Boosting the efficiency of gene editors with “hei-tag”

Along the lines of the strong interdisciplinary approach of the Cluster of Excellence “3D Matter Made to Order” (3DMM2O), a research group led by cluster’s spokesperson Prof. Dr Jochen Wittbrodt investigated how to change the DNA more efficiently to perform genetic alterations of certain loci. An interdisciplinary team comprising developmental biologists Dr. Thomas Thumberger and Dr. Tinatini Tavhelidse-Suck from the Centre for Organismal Studies, and molecular biologist Dr. Jose Arturo Gutierrez-Triana (currently, Universidad Industrial de Santander, Colombia) combined efforts with Dr. Rebekka Medert and Prof. Dr Marc Freichel from the Institute of Pharmacology of Heidelberg University. They developed a new molecular tag as a straightforward addition to already existing genome editing tools. The new “high efficiency-tag” (hei-tag) boosts both targeting efficiency in cell cultures grown in the lab and genome editing in entire developing organisms.

The genetic code stored within DNA provides cells with the instructions they need to carry out their role in the body. Since any changes to these genes can completely alter how a cell behaves, scientists have developed different tools that enable them to modify the genome of cells in culture or of entire living organisms. This includes both the Cas9 enzyme, which can cut DNA at specific sites, as well as multiple base editors allowing researchers to perform changes on bits of genetic code without cutting DNA. While a wide range of Cas9 enzymes and base editors is currently available, identifying a tool that can effectively modify an organism’s genome at the right time of development can be rather challenging. 

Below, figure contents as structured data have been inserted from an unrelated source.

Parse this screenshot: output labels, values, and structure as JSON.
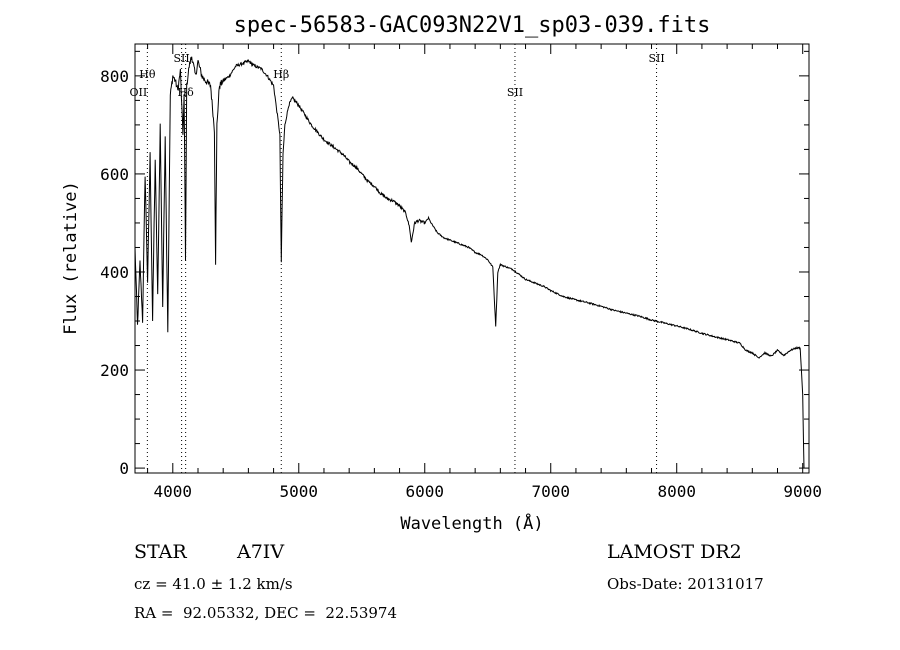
{
  "chart_data": {
    "type": "line",
    "title": "spec-56583-GAC093N22V1_sp03-039.fits",
    "xlabel": "Wavelength (Å)",
    "ylabel": "Flux (relative)",
    "xlim": [
      3700,
      9050
    ],
    "ylim": [
      -10,
      865
    ],
    "xticks": [
      4000,
      5000,
      6000,
      7000,
      8000,
      9000
    ],
    "xtick_labels": [
      "4000",
      "5000",
      "6000",
      "7000",
      "8000",
      "9000"
    ],
    "yticks": [
      0,
      200,
      400,
      600,
      800
    ],
    "ytick_labels": [
      "0",
      "200",
      "400",
      "600",
      "800"
    ],
    "grid": false,
    "line_color": "#000000",
    "series": [
      {
        "x": [
          3700,
          3720,
          3740,
          3760,
          3780,
          3800,
          3820,
          3840,
          3860,
          3880,
          3900,
          3920,
          3940,
          3960,
          3980,
          4000,
          4020,
          4040,
          4060,
          4080,
          4090,
          4101,
          4110,
          4130,
          4150,
          4180,
          4200,
          4230,
          4260,
          4300,
          4330,
          4340,
          4350,
          4370,
          4400,
          4450,
          4500,
          4550,
          4600,
          4650,
          4700,
          4750,
          4800,
          4830,
          4850,
          4861,
          4875,
          4890,
          4920,
          4950,
          5000,
          5050,
          5100,
          5150,
          5200,
          5250,
          5300,
          5350,
          5400,
          5450,
          5500,
          5550,
          5600,
          5650,
          5700,
          5750,
          5800,
          5850,
          5880,
          5893,
          5920,
          5950,
          6000,
          6030,
          6050,
          6100,
          6150,
          6200,
          6250,
          6300,
          6350,
          6400,
          6450,
          6500,
          6540,
          6563,
          6580,
          6600,
          6650,
          6700,
          6750,
          6800,
          6850,
          6900,
          6950,
          7000,
          7100,
          7200,
          7300,
          7400,
          7500,
          7600,
          7700,
          7800,
          7900,
          8000,
          8100,
          8200,
          8300,
          8400,
          8500,
          8550,
          8600,
          8650,
          8700,
          8750,
          8800,
          8850,
          8900,
          8950,
          8980,
          9000,
          9010
        ],
        "y": [
          450,
          290,
          420,
          300,
          600,
          380,
          640,
          300,
          630,
          350,
          700,
          330,
          680,
          280,
          760,
          800,
          790,
          770,
          810,
          680,
          760,
          420,
          780,
          820,
          840,
          800,
          830,
          800,
          790,
          780,
          690,
          420,
          700,
          780,
          790,
          800,
          820,
          825,
          830,
          820,
          815,
          800,
          780,
          720,
          680,
          420,
          640,
          700,
          740,
          755,
          740,
          720,
          700,
          685,
          670,
          660,
          650,
          640,
          625,
          615,
          600,
          585,
          575,
          560,
          550,
          545,
          535,
          520,
          490,
          460,
          500,
          505,
          500,
          510,
          500,
          480,
          470,
          465,
          460,
          455,
          450,
          440,
          435,
          425,
          410,
          290,
          400,
          415,
          410,
          405,
          395,
          385,
          380,
          375,
          370,
          362,
          350,
          343,
          337,
          330,
          322,
          316,
          310,
          302,
          296,
          290,
          283,
          275,
          268,
          262,
          255,
          240,
          235,
          225,
          235,
          228,
          240,
          230,
          240,
          245,
          245,
          150,
          0
        ]
      }
    ],
    "annotations": [
      {
        "text": "Hθ",
        "x": 3798,
        "level": "upper"
      },
      {
        "text": "OII",
        "x": 3727,
        "level": "lower"
      },
      {
        "text": "SII",
        "x": 4070,
        "level": "top"
      },
      {
        "text": "Hδ",
        "x": 4102,
        "level": "lower"
      },
      {
        "text": "Hβ",
        "x": 4861,
        "level": "upper"
      },
      {
        "text": "SII",
        "x": 6716,
        "level": "lower"
      },
      {
        "text": "SII",
        "x": 7840,
        "level": "top"
      }
    ],
    "dotted_lines": [
      3798,
      4070,
      4102,
      4861,
      6716,
      7840
    ]
  },
  "info": {
    "object_class": "STAR",
    "subclass": "A7IV",
    "survey": "LAMOST DR2",
    "cz": "cz = 41.0 ± 1.2 km/s",
    "obs_date": "Obs-Date: 20131017",
    "coords": "RA =  92.05332, DEC =  22.53974"
  }
}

One needs to keep in mind that all the cells in an organism arise from a single fertilised cell. Consequently, if this cell is genetically edited, all its subsequent daughter cells will contain that same genetic modification. Even though genome editing tools such as CRISPR/Cas9 are key for basic research and translational approaches, most of these tools only work efficiently at later stages of development, thus creating a mosaic organism consisting of both edited and non-edited cells. To tackle this aspect, the team identified a new “high efficiency-tag” (hei-tag) which boosts the activity of CRISPR/Cas genome editing tools already when supplied as mRNA. The “hei-tag” enhances the targeting efficiency of Cas9 enzymes, possibly by promoting their nuclear localization. This results in an even distribution of edited genes spread throughout the whole organism (Figure 1). “A more homogenous editing not only tackles mosaicisms in developing organisms, but also makes the phenotype more reliable”, highlight Thomas Thumberger, Tinatini Tavhelidse-Suck, and Jose Arturo Gutierrez-Triana.